The real divisions within Scottish society are divisions of poverty and class. Those are divisions created and deepened by decisions made by the parliament which has control over macroeconomic powers – that would be Westminster. The UK has the greatest regional inequality of any European country. That’s not down to the SNP. It’s down to Westminster governments. The way to start healing those divisions is for Scotland to have the power to adopt different policies. Westminster isn’t going to.
Independence remains a live issue because circumstances have changed due to Westminster, and because Westminster hasn’t fulfilled the promises it made in order to win the last referendum. The way to solve those divisions of opinion about independence is for Scotland to have another referendum to allow the light and air into the debate, you can’t solve them by slamming down the shortbread tin lid and pointing at federalism squirrels. That will only increase the frustration and anger, and make it even more likely that when a democratic event finally occurs, its outcome will not be to Gordie’s pleasing.
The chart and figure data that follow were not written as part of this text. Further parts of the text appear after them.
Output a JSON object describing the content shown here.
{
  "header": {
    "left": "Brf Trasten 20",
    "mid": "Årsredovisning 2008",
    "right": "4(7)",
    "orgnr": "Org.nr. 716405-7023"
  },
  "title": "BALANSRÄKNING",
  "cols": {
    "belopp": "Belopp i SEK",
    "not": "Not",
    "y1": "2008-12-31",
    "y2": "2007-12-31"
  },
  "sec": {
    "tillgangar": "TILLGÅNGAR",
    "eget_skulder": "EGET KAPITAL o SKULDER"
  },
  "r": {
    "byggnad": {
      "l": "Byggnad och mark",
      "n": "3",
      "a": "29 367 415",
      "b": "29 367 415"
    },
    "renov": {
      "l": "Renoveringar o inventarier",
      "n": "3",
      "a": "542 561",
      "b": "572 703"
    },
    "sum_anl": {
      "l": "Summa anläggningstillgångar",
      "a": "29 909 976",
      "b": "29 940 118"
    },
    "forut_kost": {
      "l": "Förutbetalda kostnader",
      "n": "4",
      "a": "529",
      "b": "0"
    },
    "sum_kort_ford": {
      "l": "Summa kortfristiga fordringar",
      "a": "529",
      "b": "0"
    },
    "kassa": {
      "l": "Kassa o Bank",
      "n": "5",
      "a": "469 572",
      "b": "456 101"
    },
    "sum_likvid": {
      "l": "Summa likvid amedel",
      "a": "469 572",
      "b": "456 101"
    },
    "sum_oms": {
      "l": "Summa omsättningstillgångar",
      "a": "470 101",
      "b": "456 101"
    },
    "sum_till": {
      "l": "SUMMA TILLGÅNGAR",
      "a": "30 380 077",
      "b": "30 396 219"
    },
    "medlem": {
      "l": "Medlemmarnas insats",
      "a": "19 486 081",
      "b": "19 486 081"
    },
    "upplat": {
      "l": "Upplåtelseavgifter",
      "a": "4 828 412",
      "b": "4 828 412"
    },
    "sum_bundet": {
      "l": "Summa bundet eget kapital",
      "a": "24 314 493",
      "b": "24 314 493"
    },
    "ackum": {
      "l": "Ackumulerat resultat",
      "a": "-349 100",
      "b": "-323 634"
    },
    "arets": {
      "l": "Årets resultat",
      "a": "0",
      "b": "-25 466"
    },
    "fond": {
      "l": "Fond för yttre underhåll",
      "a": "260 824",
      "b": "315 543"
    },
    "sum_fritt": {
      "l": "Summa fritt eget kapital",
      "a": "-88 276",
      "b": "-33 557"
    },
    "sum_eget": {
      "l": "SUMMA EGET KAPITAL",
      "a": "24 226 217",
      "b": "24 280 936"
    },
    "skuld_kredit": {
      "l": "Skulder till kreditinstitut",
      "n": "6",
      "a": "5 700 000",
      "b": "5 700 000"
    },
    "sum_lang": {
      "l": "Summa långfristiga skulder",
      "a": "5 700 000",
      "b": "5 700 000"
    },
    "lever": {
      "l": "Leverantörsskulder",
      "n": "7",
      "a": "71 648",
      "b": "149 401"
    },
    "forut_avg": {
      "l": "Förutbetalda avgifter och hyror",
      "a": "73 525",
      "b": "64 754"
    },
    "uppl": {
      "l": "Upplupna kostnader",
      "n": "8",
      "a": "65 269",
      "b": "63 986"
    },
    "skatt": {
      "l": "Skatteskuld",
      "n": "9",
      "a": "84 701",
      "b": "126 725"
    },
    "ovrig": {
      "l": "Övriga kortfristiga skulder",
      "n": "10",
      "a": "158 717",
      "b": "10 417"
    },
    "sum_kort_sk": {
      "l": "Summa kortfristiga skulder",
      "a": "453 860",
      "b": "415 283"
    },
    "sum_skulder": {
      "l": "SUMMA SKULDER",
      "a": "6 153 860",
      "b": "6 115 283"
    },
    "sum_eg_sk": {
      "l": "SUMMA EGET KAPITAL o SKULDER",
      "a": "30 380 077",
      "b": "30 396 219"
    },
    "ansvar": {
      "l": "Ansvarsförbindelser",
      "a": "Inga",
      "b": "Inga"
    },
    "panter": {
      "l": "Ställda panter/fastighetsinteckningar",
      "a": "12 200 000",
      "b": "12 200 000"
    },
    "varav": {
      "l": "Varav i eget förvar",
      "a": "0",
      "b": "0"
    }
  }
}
Gordie Broon is a voice from the past, as irrelevant to modern Scotland as the dinosaurs that are found as fossils in the rocks. In the aftermath of the referendum, when his side secured a victory, he didn’t care about the supposed divisions that he now berates. He thought that Scotland would shut up and crawl back into its shortbread tin, and he did nothing to ensure that the promises that he’d made to people in Scotland were kept. Now he’s back, complaining about division, because what he is really afraid of is that Scotland is inching towards a new consensus, a new consensus which only has a place for Gordie as a failure in the history books, a new consensus that this country would be better served by independence.